A facial surgeon has called for the regulation of therapists who inject dermal fillers in beauty salons, at CIEH’s Beauty Conference.
Caroline Mills, lead on cosmetic surgery and consultant maxillofacial surgeon at Great Ormond Street Hospital was speaking at the London conference on issues and emerging trends in the beauty industry.
She said: ‘In the EU you have to have a medical licence to inject fillers, but no one in the UK government is saying we need similar regulation.’
She told the audience of EHPs and leading figures from the industry that there are 200 types of fillers on the market, adding: ‘It’s the semi-permanent ones that are the problem. Facial surgeons only use temporary, biodegradable fillers.’
The oral and maxillofacial surgeon went on to explain that serious medical complications that can result from injecting dermal fillers.
She described how the procedure can cause vascular occlusion, which can result in blindness, adding: ‘Beauty therapists should not be injecting fillers because they cannot recognise the problems … How many beauty therapists could treat a cardiac arrest?’
Mills said that the cost to the NHS in corrective surgery was unknown because there is no NHS coding for non-surgical treatment problems for clients presenting to A&E She gave the example of a patient who had taken up the offer of inexpensive dermal fillers being promoted at her gym. The treatment went badly wrong, leading to 30 facial operations, and ‘her life is ruined’.
The CIEH professional practice event for EHPs whose role is to safeguard public health, covered a range of issues affecting the high street beauty industry.
Topics covered included regulation, training, treatments and techniques, future regulation by the Medical Healthcare Products Regulatory Agency (MHRA) and the experience of introducing new licensing legislation in Wales.

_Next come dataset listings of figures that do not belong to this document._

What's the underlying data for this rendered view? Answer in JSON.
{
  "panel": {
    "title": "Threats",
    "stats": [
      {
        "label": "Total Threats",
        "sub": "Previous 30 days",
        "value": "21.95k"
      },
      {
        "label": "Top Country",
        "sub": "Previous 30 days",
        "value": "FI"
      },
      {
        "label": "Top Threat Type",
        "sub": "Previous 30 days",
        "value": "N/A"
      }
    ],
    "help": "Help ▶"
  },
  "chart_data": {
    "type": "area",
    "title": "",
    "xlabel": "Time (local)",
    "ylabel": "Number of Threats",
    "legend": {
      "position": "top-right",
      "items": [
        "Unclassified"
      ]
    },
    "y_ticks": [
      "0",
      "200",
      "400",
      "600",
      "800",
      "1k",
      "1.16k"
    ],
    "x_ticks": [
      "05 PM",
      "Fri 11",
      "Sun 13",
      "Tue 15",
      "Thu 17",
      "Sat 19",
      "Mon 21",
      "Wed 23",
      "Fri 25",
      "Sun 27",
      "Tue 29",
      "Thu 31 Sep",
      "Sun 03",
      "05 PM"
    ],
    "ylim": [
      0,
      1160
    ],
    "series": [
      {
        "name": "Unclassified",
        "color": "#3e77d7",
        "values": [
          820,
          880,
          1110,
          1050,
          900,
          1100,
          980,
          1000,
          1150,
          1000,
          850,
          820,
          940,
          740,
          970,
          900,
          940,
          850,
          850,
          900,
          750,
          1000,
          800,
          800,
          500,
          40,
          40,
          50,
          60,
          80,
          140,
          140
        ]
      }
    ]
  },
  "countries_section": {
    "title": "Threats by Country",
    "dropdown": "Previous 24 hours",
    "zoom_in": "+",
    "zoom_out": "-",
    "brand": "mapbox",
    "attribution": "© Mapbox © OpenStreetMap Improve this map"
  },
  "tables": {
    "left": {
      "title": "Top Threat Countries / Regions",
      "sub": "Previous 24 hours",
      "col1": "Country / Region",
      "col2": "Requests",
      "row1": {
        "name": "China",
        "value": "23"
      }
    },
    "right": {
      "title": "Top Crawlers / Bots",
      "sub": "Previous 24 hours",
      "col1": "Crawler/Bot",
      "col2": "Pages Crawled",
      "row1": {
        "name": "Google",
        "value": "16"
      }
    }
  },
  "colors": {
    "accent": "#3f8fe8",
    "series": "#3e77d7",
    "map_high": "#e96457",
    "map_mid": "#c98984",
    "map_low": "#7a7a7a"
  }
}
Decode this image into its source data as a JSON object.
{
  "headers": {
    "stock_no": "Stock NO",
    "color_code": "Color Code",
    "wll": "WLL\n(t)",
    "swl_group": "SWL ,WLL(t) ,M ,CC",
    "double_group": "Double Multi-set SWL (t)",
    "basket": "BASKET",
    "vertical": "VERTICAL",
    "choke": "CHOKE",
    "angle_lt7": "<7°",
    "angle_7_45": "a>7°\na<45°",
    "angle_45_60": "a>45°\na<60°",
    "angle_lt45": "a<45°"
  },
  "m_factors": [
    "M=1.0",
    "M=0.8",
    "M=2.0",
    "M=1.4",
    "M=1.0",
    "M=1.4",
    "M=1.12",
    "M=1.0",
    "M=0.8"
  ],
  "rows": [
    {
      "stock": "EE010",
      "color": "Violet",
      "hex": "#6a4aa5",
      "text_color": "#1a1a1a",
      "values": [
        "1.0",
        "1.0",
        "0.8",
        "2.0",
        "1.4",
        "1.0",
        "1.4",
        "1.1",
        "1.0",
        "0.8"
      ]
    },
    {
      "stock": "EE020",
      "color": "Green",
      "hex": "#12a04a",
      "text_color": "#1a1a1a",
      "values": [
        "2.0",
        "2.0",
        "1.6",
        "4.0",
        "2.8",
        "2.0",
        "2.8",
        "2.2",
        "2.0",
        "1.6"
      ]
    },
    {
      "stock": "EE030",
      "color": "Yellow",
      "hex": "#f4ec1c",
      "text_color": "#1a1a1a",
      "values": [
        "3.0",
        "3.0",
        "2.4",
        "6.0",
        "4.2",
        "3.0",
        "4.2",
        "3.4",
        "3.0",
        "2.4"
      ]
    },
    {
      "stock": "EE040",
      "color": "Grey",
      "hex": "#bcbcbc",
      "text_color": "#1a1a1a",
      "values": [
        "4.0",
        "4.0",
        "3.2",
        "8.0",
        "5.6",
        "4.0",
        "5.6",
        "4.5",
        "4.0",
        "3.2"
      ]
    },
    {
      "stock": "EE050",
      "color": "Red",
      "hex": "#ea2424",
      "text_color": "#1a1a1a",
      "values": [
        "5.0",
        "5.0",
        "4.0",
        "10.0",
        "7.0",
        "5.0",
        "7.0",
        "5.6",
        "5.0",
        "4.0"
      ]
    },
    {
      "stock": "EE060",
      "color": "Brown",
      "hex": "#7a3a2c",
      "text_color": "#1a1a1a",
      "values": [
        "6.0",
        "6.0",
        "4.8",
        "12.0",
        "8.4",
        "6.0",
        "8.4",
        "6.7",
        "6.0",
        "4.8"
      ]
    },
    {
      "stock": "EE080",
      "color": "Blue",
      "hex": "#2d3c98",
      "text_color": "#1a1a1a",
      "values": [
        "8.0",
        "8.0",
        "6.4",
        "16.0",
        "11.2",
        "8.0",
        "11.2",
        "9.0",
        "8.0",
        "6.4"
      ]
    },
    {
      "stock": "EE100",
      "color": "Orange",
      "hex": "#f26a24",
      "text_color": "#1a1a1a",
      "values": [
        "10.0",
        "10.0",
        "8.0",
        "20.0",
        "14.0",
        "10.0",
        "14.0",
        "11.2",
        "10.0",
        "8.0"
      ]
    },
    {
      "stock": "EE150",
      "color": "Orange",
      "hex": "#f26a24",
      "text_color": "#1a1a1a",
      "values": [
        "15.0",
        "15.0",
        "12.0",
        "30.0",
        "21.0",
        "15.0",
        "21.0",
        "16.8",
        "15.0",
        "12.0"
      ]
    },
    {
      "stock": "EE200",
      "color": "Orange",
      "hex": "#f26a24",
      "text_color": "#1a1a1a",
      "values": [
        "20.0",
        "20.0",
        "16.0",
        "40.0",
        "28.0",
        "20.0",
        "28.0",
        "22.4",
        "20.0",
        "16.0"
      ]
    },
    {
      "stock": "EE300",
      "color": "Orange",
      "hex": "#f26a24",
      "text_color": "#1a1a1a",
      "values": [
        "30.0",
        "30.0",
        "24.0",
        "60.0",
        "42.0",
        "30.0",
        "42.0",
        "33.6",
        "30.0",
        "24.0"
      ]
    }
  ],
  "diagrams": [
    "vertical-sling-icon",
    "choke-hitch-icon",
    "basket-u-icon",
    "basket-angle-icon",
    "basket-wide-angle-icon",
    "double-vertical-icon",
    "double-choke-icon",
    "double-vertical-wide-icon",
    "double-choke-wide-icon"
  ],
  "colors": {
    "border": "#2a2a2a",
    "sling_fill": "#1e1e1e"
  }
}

EHPs raised the issue of how they could assess the skills of therapists without right-of-entry to salons, without evidence of concern. The experience of EHOs in the West Midlands exposed how few practitioners understand good infection control.
An audit revealed that an estimated 70 percent of therapists used re-usable tools. This led to local councils promoting single-use tools and changing how notifiable infections caused by a cosmetic treatment, such as Hepatitis B, will be reported to public health in future.
The Joint Council for Cosmetic Practitioners (JCCP) has launched a register of practitioners qualified to undertake aesthetic treatments. Mills said: ‘The register is a good first step in the potential regulation of non-surgical cosmetic interventions.’